Let us sample the target_donut with a fixed scale. We first set up the number of samples, number of burn-in samples, and the fixed scale.

Ns = 10000 # Number of samples
Nb = 0 # Number of burn-in samples
scale = 0.05 # Fixed step size "scale"

We create the MH sampler with the target distribution target_donut, the scale scale and an initial sample x0.

MH_sampler = MH(target_donut, scale=scale, initial_point=np.array([0,0]))

We sample using sample method:

MH_sampler.sample(Ns+Nb)
MH_fixed_samples = MH_sampler.get_samples().burnthin(Nb)
Sample:   0%|          | 0/10000 [00:00<?, ?it/s]
Sample: 100%|██████████| 10000/10000 [00:03<00:00, 2893.47it/s, acc rate: 87.42%]

The samples are stored in a Samples object that is returned by the sample method.
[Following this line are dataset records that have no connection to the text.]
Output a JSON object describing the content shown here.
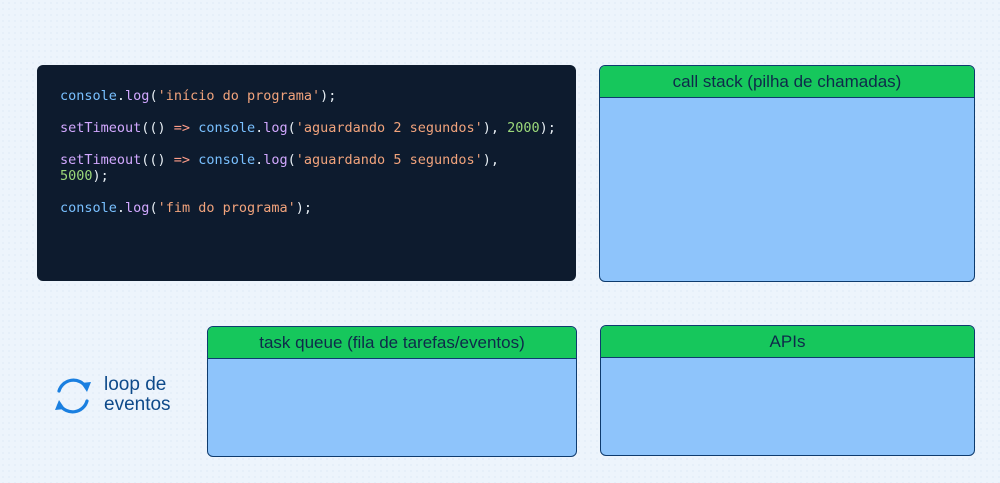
{
  "code": {
    "lines": [
      [
        {
          "t": "console",
          "c": "ident"
        },
        {
          "t": ".",
          "c": "punc"
        },
        {
          "t": "log",
          "c": "fn"
        },
        {
          "t": "(",
          "c": "punc"
        },
        {
          "t": "'início do programa'",
          "c": "str"
        },
        {
          "t": ");",
          "c": "punc"
        }
      ],
      [
        {
          "t": "setTimeout",
          "c": "fn"
        },
        {
          "t": "(() ",
          "c": "punc"
        },
        {
          "t": "=>",
          "c": "op"
        },
        {
          "t": " ",
          "c": "punc"
        },
        {
          "t": "console",
          "c": "ident"
        },
        {
          "t": ".",
          "c": "punc"
        },
        {
          "t": "log",
          "c": "fn"
        },
        {
          "t": "(",
          "c": "punc"
        },
        {
          "t": "'aguardando 2 segundos'",
          "c": "str"
        },
        {
          "t": "), ",
          "c": "punc"
        },
        {
          "t": "2000",
          "c": "num"
        },
        {
          "t": ");",
          "c": "punc"
        }
      ],
      [
        {
          "t": "setTimeout",
          "c": "fn"
        },
        {
          "t": "(() ",
          "c": "punc"
        },
        {
          "t": "=>",
          "c": "op"
        },
        {
          "t": " ",
          "c": "punc"
        },
        {
          "t": "console",
          "c": "ident"
        },
        {
          "t": ".",
          "c": "punc"
        },
        {
          "t": "log",
          "c": "fn"
        },
        {
          "t": "(",
          "c": "punc"
        },
        {
          "t": "'aguardando 5 segundos'",
          "c": "str"
        },
        {
          "t": "),",
          "c": "punc"
        }
      ],
      [
        {
          "t": "5000",
          "c": "num"
        },
        {
          "t": ");",
          "c": "punc"
        }
      ],
      [
        {
          "t": "console",
          "c": "ident"
        },
        {
          "t": ".",
          "c": "punc"
        },
        {
          "t": "log",
          "c": "fn"
        },
        {
          "t": "(",
          "c": "punc"
        },
        {
          "t": "'fim do programa'",
          "c": "str"
        },
        {
          "t": ");",
          "c": "punc"
        }
      ]
    ]
  },
  "call_stack": {
    "title": "call stack (pilha de chamadas)"
  },
  "task_queue": {
    "title": "task queue (fila de tarefas/eventos)"
  },
  "apis": {
    "title": "APIs"
  },
  "event_loop": {
    "line1": "loop de",
    "line2": "eventos",
    "icon": "refresh-icon"
  },
  "colors": {
    "header_green": "#16c75c",
    "box_blue": "#8ec4fb",
    "code_bg": "#0d1b2e",
    "loop_icon": "#1a7fe0"
  }
}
Let us visualize the samples using the plot_pair method, along with the density of the target distribution using the plot_2D_density method:

plot_2D_density(target_donut, -4, 4, -4, 4)
MH_fixed_samples.plot_pair(ax=plt.gca())
/tmp/ipykernel_2726/1264361712.py:23: DeprecationWarning: Conversion of an array with ndim > 0 to a scalar is deprecated, and will error in future. Ensure you extract a single element from your array before performing this operation. (Deprecated NumPy 1.25.)
  distb_pdf[ii,jj] = np.exp(distb.logd(np.array([grid1[ii,jj], grid2[ii,jj]])))
<Axes: xlabel='v0', ylabel='v1'>
<Figure size 640x480 with 2 Axes>

Observations

  • The samples captures only part of the target distribution.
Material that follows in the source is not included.